All life insurance companies that are currently required to spread acquisition expenses over seven years for tax purposes.

General description of the measure

This measure is an enabling power that will allow the government to make regulations in response to the new international accounting standard for insurance contracts, IFRS 17, so that the transitional impacts of IFRS 17 on insurance companies can be spread for tax purposes.

The power will also give the government the power to revoke the requirement for life insurance companies to spread acquisition expenses over seven years for tax purposes.

The regulations will be informed by a consultation to be launched at Tax Administration and Maintenance Day and by continued engagement with industry stakeholders.

Policy objective

Spreading transitional profits and losses for tax purposes will help mitigate the cashflow and regulatory impacts of the accountancy change. This will support the long-term stability of the insurance sector in the UK and contribute to maintaining the UK as a leading financial services centre. The measure will also mitigate the Exchequer impacts of the accountancy change.

Background to the measure

The Corporation Tax liabilities of insurers are based on their accounting profit.
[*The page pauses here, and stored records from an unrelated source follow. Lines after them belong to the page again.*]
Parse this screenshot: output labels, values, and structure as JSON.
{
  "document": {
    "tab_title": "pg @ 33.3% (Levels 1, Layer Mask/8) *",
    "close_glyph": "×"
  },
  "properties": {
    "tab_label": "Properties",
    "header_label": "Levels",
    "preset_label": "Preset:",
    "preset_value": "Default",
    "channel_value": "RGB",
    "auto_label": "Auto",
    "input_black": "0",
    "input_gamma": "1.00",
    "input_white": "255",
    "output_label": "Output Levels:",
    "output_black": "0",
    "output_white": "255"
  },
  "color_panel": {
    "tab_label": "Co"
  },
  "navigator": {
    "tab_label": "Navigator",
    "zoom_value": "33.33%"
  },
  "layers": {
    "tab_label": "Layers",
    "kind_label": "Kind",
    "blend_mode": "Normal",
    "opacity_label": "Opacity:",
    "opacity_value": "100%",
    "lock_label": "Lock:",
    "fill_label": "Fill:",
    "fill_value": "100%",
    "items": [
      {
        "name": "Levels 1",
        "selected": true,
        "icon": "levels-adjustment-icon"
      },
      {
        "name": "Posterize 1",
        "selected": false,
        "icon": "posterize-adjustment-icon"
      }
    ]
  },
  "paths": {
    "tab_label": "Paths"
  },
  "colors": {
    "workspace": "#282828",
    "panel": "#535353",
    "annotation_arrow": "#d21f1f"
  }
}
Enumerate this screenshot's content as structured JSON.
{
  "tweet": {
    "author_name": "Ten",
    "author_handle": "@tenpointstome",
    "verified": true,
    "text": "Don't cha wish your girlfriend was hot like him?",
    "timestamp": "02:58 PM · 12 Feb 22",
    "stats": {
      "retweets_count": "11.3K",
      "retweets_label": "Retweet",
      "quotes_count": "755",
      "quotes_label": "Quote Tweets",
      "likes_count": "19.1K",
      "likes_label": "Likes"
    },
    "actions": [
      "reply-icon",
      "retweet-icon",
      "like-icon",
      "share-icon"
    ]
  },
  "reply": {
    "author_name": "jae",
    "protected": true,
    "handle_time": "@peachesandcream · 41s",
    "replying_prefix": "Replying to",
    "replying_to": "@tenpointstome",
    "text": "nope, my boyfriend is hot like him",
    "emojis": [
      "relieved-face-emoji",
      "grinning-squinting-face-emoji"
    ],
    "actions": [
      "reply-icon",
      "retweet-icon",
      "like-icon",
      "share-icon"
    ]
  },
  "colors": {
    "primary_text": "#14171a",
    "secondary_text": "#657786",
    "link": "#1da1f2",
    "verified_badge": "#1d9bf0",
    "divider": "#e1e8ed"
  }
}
Many insurers prepare their accounts under International Accounting Standards (IAS). The new international accounting standard for insurance contracts, IFRS 17, is expected to become mandatory for periods of account beginning on or after 1 January 2023, subject to its endorsement by the UK Endorsement Board.

IFRS 17 will affect the timing of recognition of insurers’ profits and losses and adoption will create transitional accounting profits or losses, which may have large cashflow and regulatory consequences. A power needs to be taken now to allow the government to deal with the tax implications of IFRS 17. The regulations will be informed by a consultation to be launched on Tax Administration and Maintenance Day.

Detailed proposal

Operative date

This measure is an enabling power that will have effect on and after the date of Royal Assent to Finance Bill 2021-22.

Current law

Current tax law on the spreading of acquisition expenses for life insurers is contained in chapter 3 of part 2 Finance Act 2012.

Proposed revisions

Legislation in Finance Bill 2021-22 will introduce an enabling power to allow regulations to be made in secondary legislation.

Summary of impacts

Exchequer impact (£m)

2021 to 2022 2022 to 2023 2023 to 2024 2024 to 2025 2025 to 2026 2026 to 2027
nil nil nil nil nil nil

This measure is not expected to have an Exchequer impact.

Economic impact

This measure is not expected to have any significant economic impacts.

The terms used in this section are defined in line with the Office for Budget Responsibility’s indirect effects process. This will apply where, for example, a measure affects inflation or growth. You can request further details regarding this measure at the email address listed below.

Impact on individuals, households and families

This measure is expected to have no impact on individuals as it is purely an enabling power. There is expected to be no impact on family formation, stability or breakdown.

Equalities impacts

It is not anticipated that there will be impacts for those in groups sharing protected characteristics.

Impact on business including civil society organisations

This measure is expected to have no impact on businesses or civil society organisations as it is purely an enabling power.

Operational impact (£m) (HMRC or other)

This measure carries no costs to HMRC at this stage. Officials will be able to advise on any future funding requirement depending on the outcome of further consultation.

Other impacts

Other impacts have been considered and none have been identified.

Monitoring and evaluation

The impact of the proposed changes will be kept under review through regular communication with industry representative groups.